Amnesty International's Report 2008, shows that sixty years after the Universal Declaration of Human Rights was adopted by the United Nations, people are still tortured or ill-treated in at least 81 countries, face unfair trials in at least 54 countries and are not allowed to speak freely in at least 77 countries.
"2007 was characterised by the impotence of Western governments and the ambivalence or reluctance of emerging powers to tackle some of the world's worst human rights crises, ranging from entrenched conflicts to growing inequalities which are leaving millions of people behind," said Ms Khan.
Amnesty International cautioned that the biggest threat to the future of human rights is the absence of a shared vision and collective leadership.
"2008 presents an unprecedented opportunity for new leaders coming to power and countries emerging on the world stage to set a new direction and reject the myopic policies and practices that in recent years have made the world a more dangerous and divided place," said Ms Khan.
Amnesty International challenged governments to set a new paradigm for collective leadership based on the principles of the Universal Declaration of Human Rights.
"The most powerful must lead by example," said Ms Khan.
. China must live up to the human rights promises it made around the Olympic Games and allow free speech and freedom of the press and end "re-education through labour".
01. The USA must close Guantánamo detention camp and secret detention centres, prosecute the detainees under fair trial standards or release them, and unequivocally reject the use of torture and ill-treatment.
02. Russia must show greater tolerance for political dissent, and none for impunity on human rights abuses in Chechnya.
03. The EU must investigate the complicity of its member states in "renditions" of terrorist suspects and set the same bar on human rights for its own members as it does for other countries.
Ms Khan warned: "World leaders are in a state of denial but their failure to act has a high cost.
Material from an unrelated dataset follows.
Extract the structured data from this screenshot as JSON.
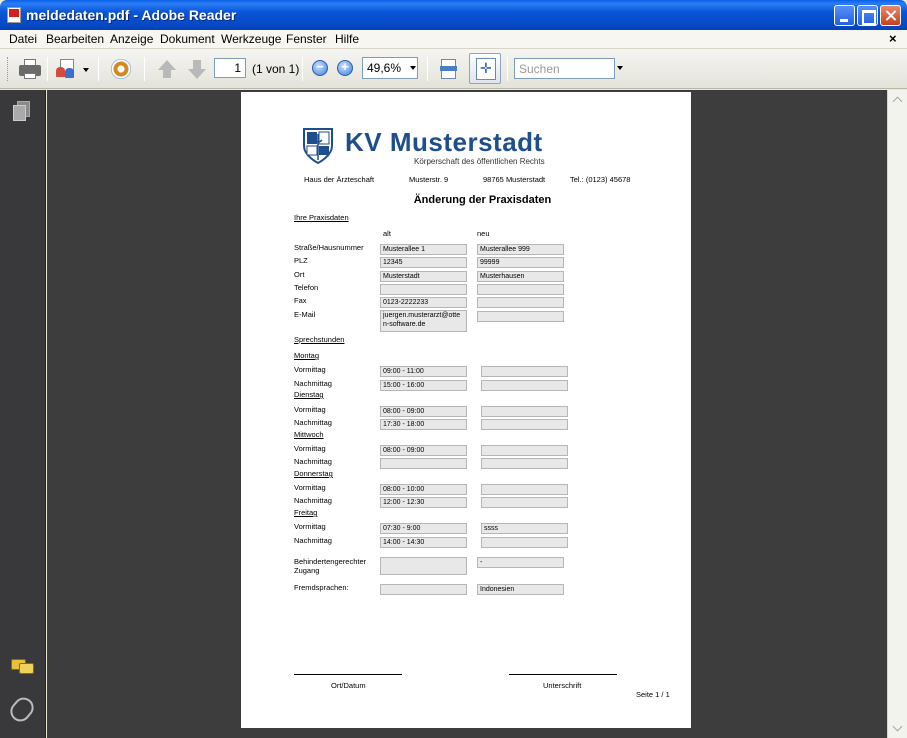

As Iraq and Afghanistan show, human rights problems are not isolated tragedies, but are like viruses that can infect and spread rapidly, endangering all of us."
"Governments today must show the same degree of vision, courage and commitment that led the United Nations to adopt the Universal Declaration of Human Rights sixty years ago."
"There is a growing demand from people for justice, freedom and equality."
Some of the most striking images of 2007 were of monks in Myanmar, lawyers in Pakistan, and women activists in Iran.
"Restless and angry, people will not be silenced, and leaders ignore them at their own peril," said Ms Khan.